2.0oz Aged White Rum
1.0oz Lime Juice
0.5oz Coconut Sugar Simple Syrup
Pour everything into a shaker. Add ice until it comes up over the liquid. Shake for ~20 seconds, until the outside of the shaker is frosted. Strain into a coupe glass and enjoy!
Simplicity at its finest. With the endless variations on the Daiquiri, the original sometimes gets forgotten. It's too bad.
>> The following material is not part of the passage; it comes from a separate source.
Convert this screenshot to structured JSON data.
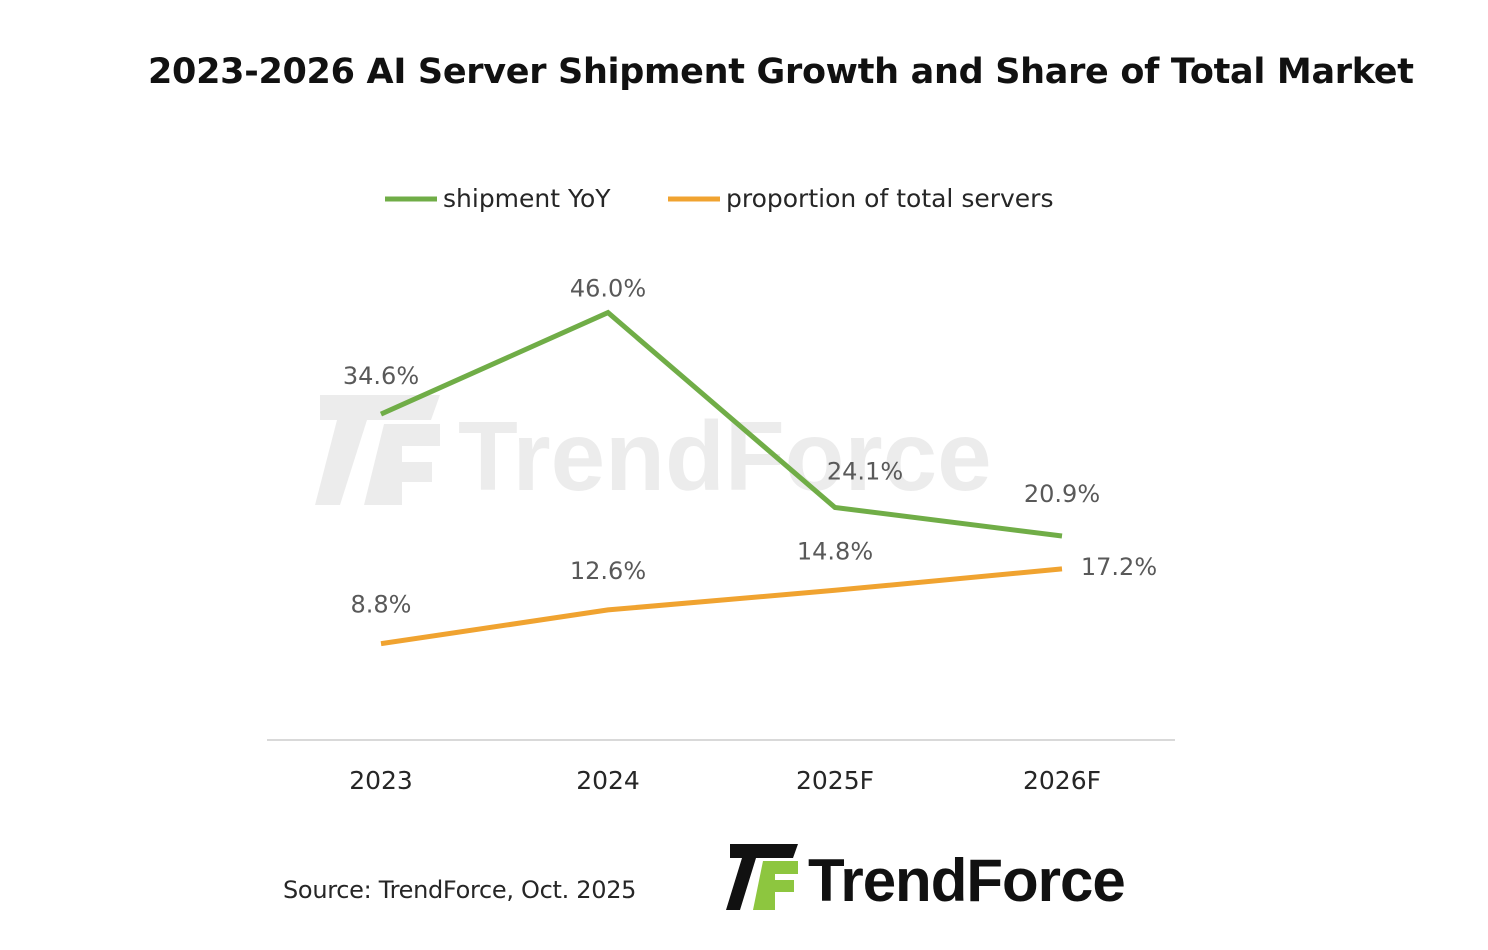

It's a wonderfully crisp, clean drink that takes little-to-no effort and can be rejiggered to the imbiber's preference. I already played around just a little. The original calls for un-aged white rum and simple syrup, flavors a bit too one-note for my tastes. Aged rum and coconut sugar bring a hint of dirtiness to the equation with the same molasses flavors that give rye, gingerbread, and carrot cake a depth to their sweetness. But you could go a different direction entirely - omit the sweetness entirely to play up that back-of-the-mouth citrus from the lime. Go real crazy to create the Ti' Punch, the national cocktail of Martinique and Guadeloupe. It's two ounces of Rhum Agricole, a teaspoon of sugar cane syrup, and a lime coin - just the circle butt-end of a lime - served as a scaffa, a room temperature drink that never touches ice.
There's lots of fun to be had with the Daiquiri, everything from the Hemingway Daiquiri to the 1800s Gem. The next couple of weeks will feature a number of my favorite variations. It's hard work, but someone's got to drink it.